12. The method of claim 1 further comprising limiting providing of the first update to devices associated with users for which usage statistics of at least one of the first subset of features satisfies the update criterion.

13. A non-transitory, computer-readable medium having instructions stored thereon that are executable by a computing device to perform operations comprising:

determining which of a plurality of features is affected by an update to a first application, wherein the plurality of features is of the first application;

determining whether first user dependent usage statistics of those of the features affected by update satisfy an update criterion, wherein second user dependent usage statistics of the first application have been previously collected from at least a first device on which the first application is installed and the second user dependent usage statistics include the first user dependent usage statistics; and

based on a determination that the first user dependent usage statistics of at least a first affected feature satisfy the update criterion, providing at least a part of the first update for updating the first application on the first device.

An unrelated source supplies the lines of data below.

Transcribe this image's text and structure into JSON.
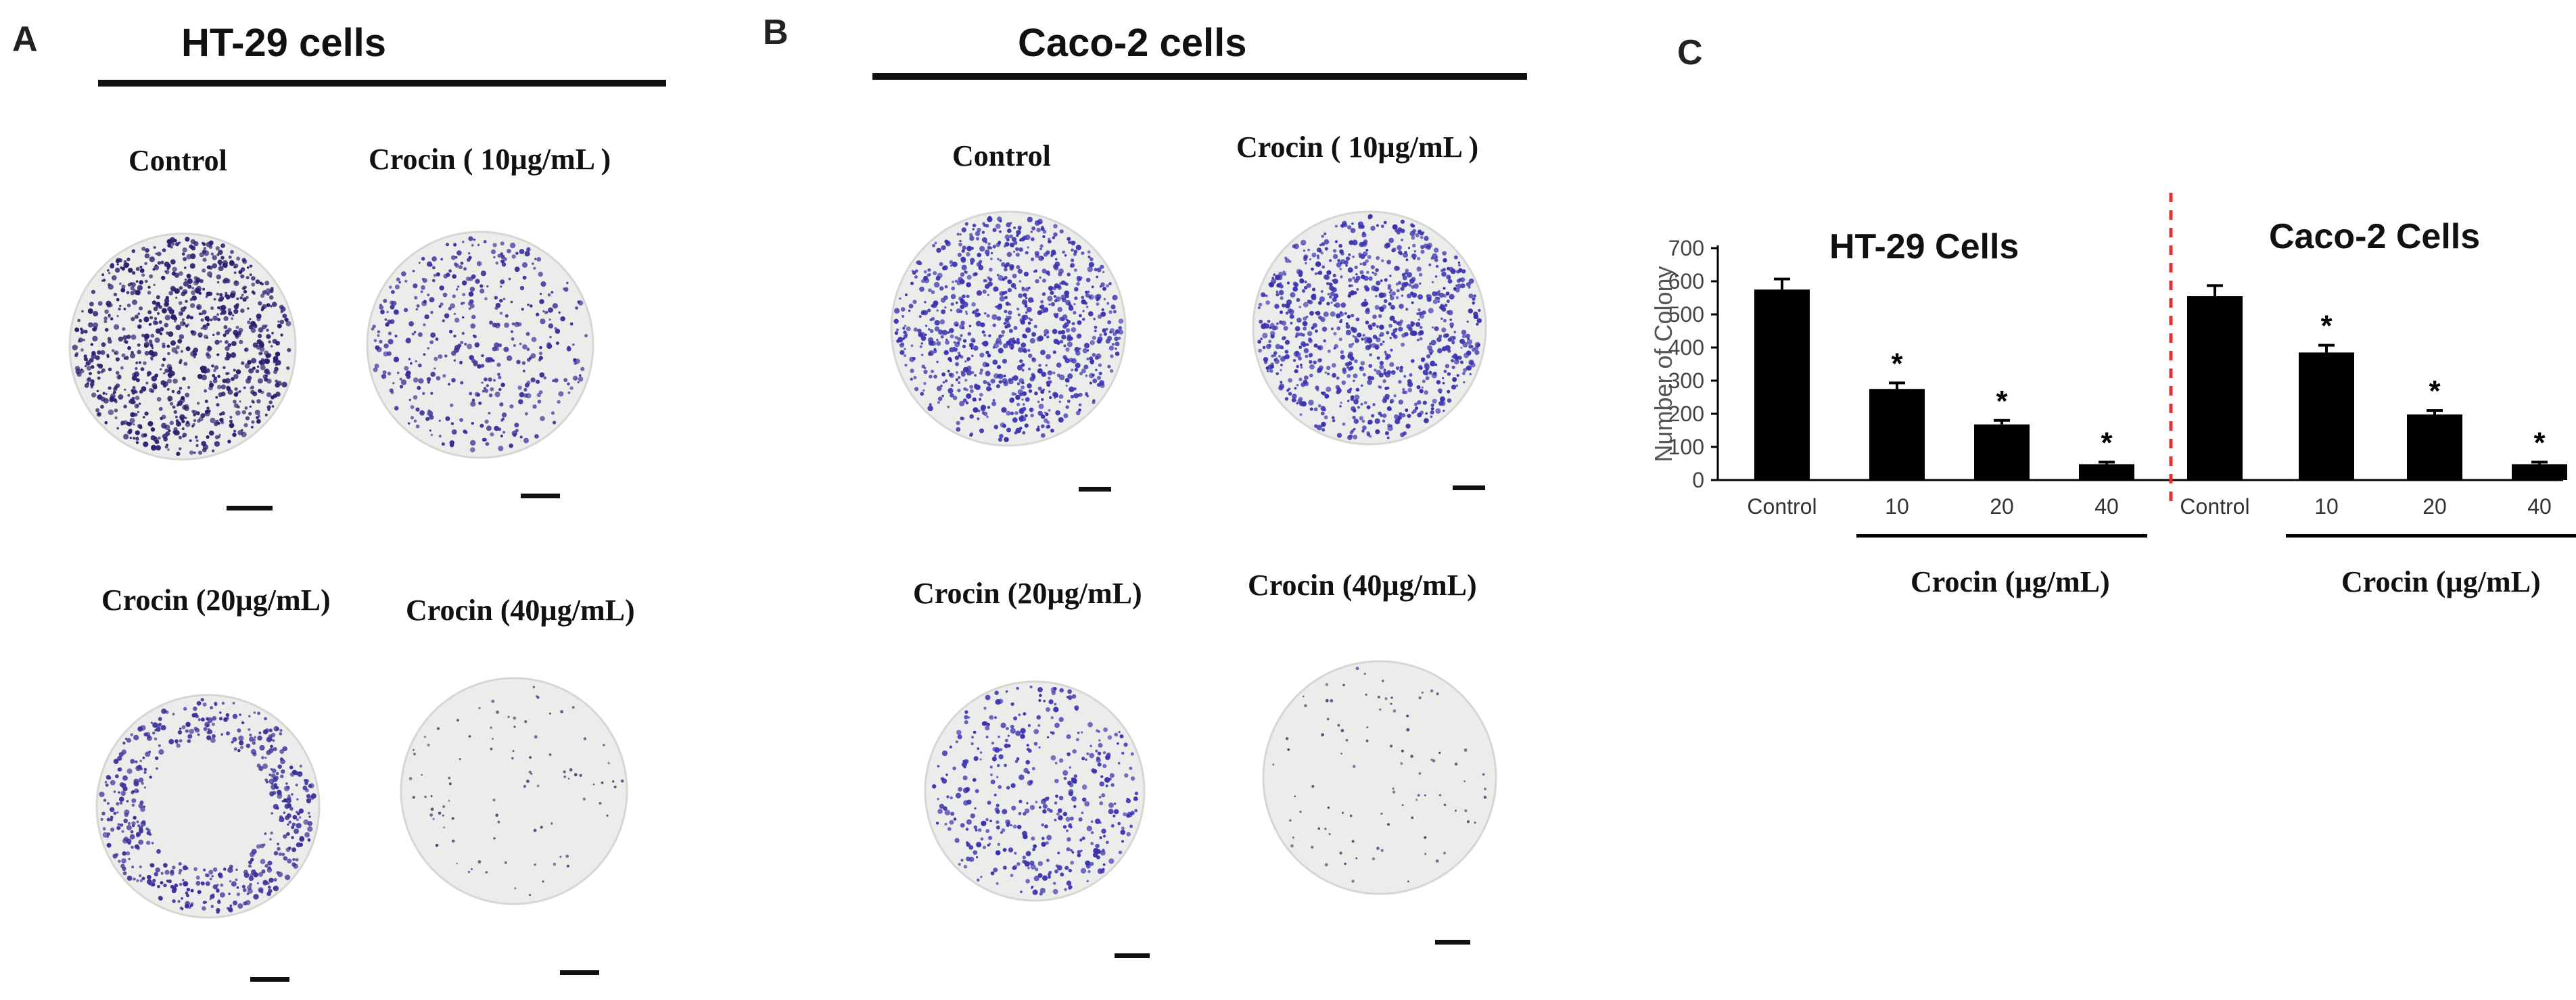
{
  "panel_a": {
    "letter": "A",
    "title": "HT-29 cells",
    "wells": [
      {
        "label": "Control",
        "density": "high",
        "color": "#2a1f6e"
      },
      {
        "label": "Crocin ( 10µg/mL )",
        "density": "medium",
        "color": "#3a2f9a"
      },
      {
        "label": "Crocin (20µg/mL)",
        "density": "medium-edge",
        "color": "#3a2f9a"
      },
      {
        "label": "Crocin (40µg/mL)",
        "density": "sparse",
        "color": "#4a4a7a"
      }
    ]
  },
  "panel_b": {
    "letter": "B",
    "title": "Caco-2 cells",
    "wells": [
      {
        "label": "Control",
        "density": "high",
        "color": "#3a32b0"
      },
      {
        "label": "Crocin ( 10µg/mL )",
        "density": "high",
        "color": "#3a32b0"
      },
      {
        "label": "Crocin (20µg/mL)",
        "density": "medium",
        "color": "#3a32b0"
      },
      {
        "label": "Crocin (40µg/mL)",
        "density": "sparse",
        "color": "#4a4a7a"
      }
    ]
  },
  "panel_c": {
    "letter": "C"
  },
  "chart_data": {
    "type": "bar",
    "ylabel": "Number of Colony",
    "ylim": [
      0,
      700
    ],
    "yticks": [
      0,
      100,
      200,
      300,
      400,
      500,
      600,
      700
    ],
    "bar_color": "#000000",
    "divider_color": "#e03030",
    "groups": [
      {
        "title": "HT-29 Cells",
        "categories": [
          "Control",
          "10",
          "20",
          "40"
        ],
        "values": [
          575,
          275,
          168,
          48
        ],
        "errors": [
          32,
          18,
          12,
          6
        ],
        "significance": [
          "",
          "*",
          "*",
          "*"
        ],
        "xtitle": "Crocin (µg/mL)"
      },
      {
        "title": "Caco-2 Cells",
        "categories": [
          "Control",
          "10",
          "20",
          "40"
        ],
        "values": [
          555,
          385,
          198,
          48
        ],
        "errors": [
          32,
          22,
          12,
          6
        ],
        "significance": [
          "",
          "*",
          "*",
          "*"
        ],
        "xtitle": "Crocin (µg/mL)"
      }
    ]
  }
}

14. The computer-readable medium of claim 13, further comprising detecting availability of the update to the first application, wherein determining which of the plurality of features is affected by the update is based on detecting availability of the update.

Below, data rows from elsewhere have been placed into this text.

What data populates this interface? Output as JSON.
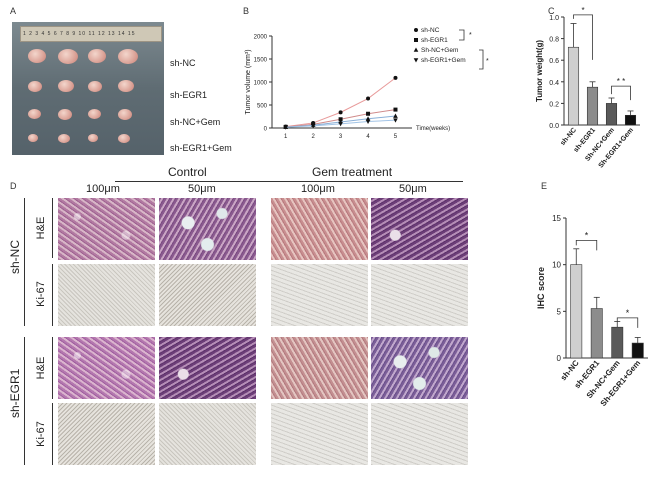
{
  "panels": {
    "A": "A",
    "B": "B",
    "C": "C",
    "D": "D",
    "E": "E"
  },
  "photo": {
    "ruler_text": "1 2 3 4 5 6 7 8 9 10 11 12 13 14 15",
    "labels": [
      "sh-NC",
      "sh-EGR1",
      "sh-NC+Gem",
      "sh-EGR1+Gem"
    ]
  },
  "chart_b": {
    "type": "line",
    "ylabel": "Tumor volume (mm³)",
    "xlabel": "Time(weeks)",
    "x": [
      1,
      2,
      3,
      4,
      5
    ],
    "ylim": [
      0,
      2000
    ],
    "yticks": [
      "0",
      "500",
      "1000",
      "1500",
      "2000"
    ],
    "series": [
      {
        "name": "sh-NC",
        "values": [
          30,
          110,
          340,
          640,
          1090
        ],
        "color": "#e89a9a",
        "marker": "circle"
      },
      {
        "name": "sh-EGR1",
        "values": [
          25,
          80,
          190,
          310,
          400
        ],
        "color": "#d08b8b",
        "marker": "square"
      },
      {
        "name": "Sh-NC+Gem",
        "values": [
          20,
          60,
          130,
          200,
          260
        ],
        "color": "#8ab0d8",
        "marker": "triangle"
      },
      {
        "name": "sh-EGR1+Gem",
        "values": [
          15,
          45,
          90,
          140,
          170
        ],
        "color": "#a3c4e6",
        "marker": "triangle-down"
      }
    ],
    "sig": [
      "*",
      "*"
    ]
  },
  "chart_c": {
    "type": "bar",
    "ylabel": "Tumor weight(g)",
    "categories": [
      "sh-NC",
      "sh-EGR1",
      "Sh-NC+Gem",
      "Sh-EGR1+Gem"
    ],
    "values": [
      0.72,
      0.35,
      0.2,
      0.09
    ],
    "errors": [
      0.22,
      0.05,
      0.05,
      0.04
    ],
    "ylim": [
      0,
      1.0
    ],
    "yticks": [
      "0.0",
      "0.2",
      "0.4",
      "0.6",
      "0.8",
      "1.0"
    ],
    "colors": [
      "#cfcfcf",
      "#8c8c8c",
      "#5a5a5a",
      "#111111"
    ],
    "sig": [
      "*",
      "* *"
    ]
  },
  "histology": {
    "control": "Control",
    "gem": "Gem treatment",
    "scale1": "100μm",
    "scale2": "50μm",
    "groups": [
      "sh-NC",
      "sh-EGR1"
    ],
    "stains": [
      "H&E",
      "Ki-67"
    ]
  },
  "chart_e": {
    "type": "bar",
    "ylabel": "IHC score",
    "categories": [
      "sh-NC",
      "sh-EGR1",
      "Sh-NC+Gem",
      "Sh-EGR1+Gem"
    ],
    "values": [
      10.0,
      5.3,
      3.3,
      1.6
    ],
    "errors": [
      1.7,
      1.2,
      0.6,
      0.6
    ],
    "ylim": [
      0,
      15
    ],
    "yticks": [
      "0",
      "5",
      "10",
      "15"
    ],
    "colors": [
      "#cfcfcf",
      "#8c8c8c",
      "#5a5a5a",
      "#111111"
    ],
    "sig": [
      "*",
      "*"
    ]
  }
}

15. The computer-readable medium of claim 13, further comprising identifying a first code unit that maps to the first affected feature based, at least in part, on determining that the first user dependent usage statistics for the first affected feature satisfy the update criterion, wherein providing at least part of the first update comprises providing the first code unit identified as mapping to the first affected feature.

16. The computer-readable medium of claim 15, wherein identifying the first code unit comprises determining which code units of the first application map to the first affected feature and identifying the first code unit as being a modified version of at least one of the code units that map to the first affected feature.

17. The computer-readable medium of claim 15, wherein identifying the first code unit comprises determining that information in the update indicates a correlation between the first code unit and the first affected feature.

18. An apparatus comprising:

a processor; and

a computer-readable medium having instructions stored thereon that are executable by the processor to cause the apparatus to,

determine which of a plurality of features is affected by an update to a first application, wherein the plurality of features is of the first application;

determine whether one or more affected features satisfies an update criterion based, at least in part, on first user dependent usage statistics of the one or more affected features, wherein second user dependent usage statistics of the first application have been previously collected from at least a first device on which the first application is installed and the second user dependent usage statistics include the first user dependent usage statistics; and

based on a determination that the first user dependent usage statistics of at least a first affected feature satisfy the update criterion, provide at least a part of the first update for updating the first application on the first device.

19. The apparatus of claim 18, wherein the computer-readable medium further has instructions executable by the processor to cause the apparatus to detect availability of the update to the first application, wherein determination of which of the plurality of features is affected by the update is based on detection of availability of the update.

20. The apparatus of claim 18, wherein the computer-readable medium further has instructions executable by the processor to cause the apparatus to identify a first code unit that maps to the first affected feature based, at least in part, on a determination that the first user dependent usage statistics for the first affected feature satisfy the update criterion, wherein the instructions to provide at least part of the first update comprise instructions executable by the processor to cause the apparatus to provide the first code unit identified as mapping to the first affected feature.